A pre-meeting session at the International AIDS Society conference in Rome was originally expected to feature the release of World Health Organization (WHO) guidance on HIV counseling and testing and access to antiretroviral therapy (ART) for “sero-discordant couples” – where one partner is HIV-infected and the other is not. Instead, the session highlighted a “work in progress” in the context of clinical trial results confirming the efficacy of HIV treatment and pre-exposure prophylaxis (PrEP) using antiretrovirals as HIV prevention.
Principal Investigator of HPTN 052 Dr. Myron Cohen reminded the audience of the findings of this landmark clinical trial, where ART in the HIV-infected partner was more than 96 percent effective in preventing HIV transmission in the uninfected partner and demonstrated health benefits to the infected partner. The trial also reported that 17 of the 27 HIV transmission events that occurred in the delayed treatment arm were transmissions from infected partners with CD4 counts greater than 350.
Lead on the first ever WHO guidance relevant to couples, Dr. Rachel Baggaley outlined the guidance development process, which began well before HPTN 052 results became available but have ultimately been informed by the compelling results of the study. Baggaley noted the substantial evidence that significant numbers of HIV infections in sub-Saharan Africa occur in the context of stable couple relationships. One study in Zambia found that 87 percent of genetically linked infections could be linked to cohabiting partners. She outlined some of the numerous benefits associated with couples counseling and testing including earlier access to ART for infected partners, opportunities for family planning and more consistent use of condoms, facilitating linkages to medical male circumcision for HIV-uninfected men, and strengthening relationships. Dr. Connie Cellum, principal investigator of the Partners PrEP study, also noted the need to end the separation of HIV testing from service delivery to effectively access couples and noted the potential high yield of home-based testing of partners given the challenges of getting couples to healthcare settings.

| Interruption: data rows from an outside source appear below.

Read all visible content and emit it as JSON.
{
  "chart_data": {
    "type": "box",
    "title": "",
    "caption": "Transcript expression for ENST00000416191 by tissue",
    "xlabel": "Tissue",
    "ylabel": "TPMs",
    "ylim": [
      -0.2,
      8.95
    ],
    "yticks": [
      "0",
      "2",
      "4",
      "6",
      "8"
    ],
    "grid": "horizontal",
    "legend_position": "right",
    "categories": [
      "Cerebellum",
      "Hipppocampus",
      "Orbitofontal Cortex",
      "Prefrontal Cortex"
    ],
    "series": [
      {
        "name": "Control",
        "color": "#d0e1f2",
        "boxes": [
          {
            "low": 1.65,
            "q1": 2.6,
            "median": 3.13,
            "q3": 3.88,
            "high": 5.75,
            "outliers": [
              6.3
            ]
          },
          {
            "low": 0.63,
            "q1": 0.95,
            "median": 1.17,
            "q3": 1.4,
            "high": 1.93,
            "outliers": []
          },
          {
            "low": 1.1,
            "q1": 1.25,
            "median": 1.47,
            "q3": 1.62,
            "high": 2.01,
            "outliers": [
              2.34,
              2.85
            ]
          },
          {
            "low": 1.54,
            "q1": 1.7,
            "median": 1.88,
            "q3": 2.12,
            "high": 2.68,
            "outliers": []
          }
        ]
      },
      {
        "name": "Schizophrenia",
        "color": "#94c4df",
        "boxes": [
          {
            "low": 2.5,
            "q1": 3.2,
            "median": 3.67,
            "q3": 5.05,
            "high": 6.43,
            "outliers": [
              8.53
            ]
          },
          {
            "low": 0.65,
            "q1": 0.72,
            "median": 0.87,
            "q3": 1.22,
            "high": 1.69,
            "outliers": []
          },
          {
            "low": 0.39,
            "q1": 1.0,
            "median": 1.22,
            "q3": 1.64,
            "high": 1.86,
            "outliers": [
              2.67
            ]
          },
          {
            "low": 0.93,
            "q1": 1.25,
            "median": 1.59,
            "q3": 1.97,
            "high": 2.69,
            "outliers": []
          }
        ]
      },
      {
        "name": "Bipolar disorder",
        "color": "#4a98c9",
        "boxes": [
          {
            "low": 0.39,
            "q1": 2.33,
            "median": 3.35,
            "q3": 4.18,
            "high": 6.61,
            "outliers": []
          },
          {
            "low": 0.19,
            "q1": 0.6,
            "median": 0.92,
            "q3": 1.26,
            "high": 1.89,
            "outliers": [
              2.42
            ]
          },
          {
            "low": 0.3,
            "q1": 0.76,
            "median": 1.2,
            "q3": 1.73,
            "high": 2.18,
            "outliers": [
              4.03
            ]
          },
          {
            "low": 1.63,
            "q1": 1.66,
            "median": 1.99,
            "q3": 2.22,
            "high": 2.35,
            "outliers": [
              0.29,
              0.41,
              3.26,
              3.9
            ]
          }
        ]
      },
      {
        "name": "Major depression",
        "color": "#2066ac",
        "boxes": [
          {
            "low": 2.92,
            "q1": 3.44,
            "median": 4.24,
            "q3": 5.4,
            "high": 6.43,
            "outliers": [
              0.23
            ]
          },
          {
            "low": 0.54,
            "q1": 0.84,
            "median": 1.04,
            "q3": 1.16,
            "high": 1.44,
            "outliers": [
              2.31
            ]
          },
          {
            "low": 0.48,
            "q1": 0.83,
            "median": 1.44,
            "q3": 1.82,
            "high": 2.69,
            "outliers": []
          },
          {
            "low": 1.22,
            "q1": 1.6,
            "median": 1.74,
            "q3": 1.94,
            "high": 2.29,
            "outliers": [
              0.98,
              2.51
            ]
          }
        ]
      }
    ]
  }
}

The WHO guidance dates includes the following five key recommendations:
- Couples or partners should be offered voluntary HIV counseling and testing to support mutual disclosure of HIV status.
- Couples or partners should be offered voluntary HIV counseling and testing to support mutual disclosure in antenatal settings.
- Partners who test positive for HIV infection in the context of couples counseling and testing should be offered ART for the benefit of their own health.
- Partners who test positive for HIV infection in the context of couples counseling and testing should be advised that if they take ART, it can also benefit their HIV uninfected sexual partner(s).
- Partners who test positive for HIV infection with CD4 counts greater than 350 should be offered ART to prevent transmission to their sexual partner(s).
WHO hopes to finalize the guidance in the near future after further consideration of several additional important issues. One issue is the two recent clinical trial results of the use of PREP in the context of discordant couples that showed a strong prevention benefit. Another is the relevance of couples counseling and testing to men who have sex with men (MSM) in couples and couples who inject drugs.
Dr. John Stover of the Futures Institute presented some preliminary modeling data relevant to the draft guidance. One element of the model includes estimates of the percentage of HIV infections that likely occur in the context of discordant couples. Notably, percentages are higher in countries where HIV prevalence is lower. For instance, in Ethiopia the estimate is that 40 percent of infections occur in discordant couples while in Kenya the estimate is 12 percent. Stover’s modeling looks at building on the WHO HIV investment framework by estimating the cost and impact of testing and treating 10 percent of discordant couples and 20 percent of discordant couples. The estimated cost per infection averted is $10-$15,000. This intervention would avert 400,000 to 760,000 new HIV infections and avert 350,000 to 650,000 AIDS deaths.
Dr. David Hoos from UNAIDS summed up the excitement associated with prevention trial results this year: “I believe that we will remember 2011 as a turning point in the AIDS epidemic in the same fashion we remember 1996 as the year we identified effective therapy for HIV infection.”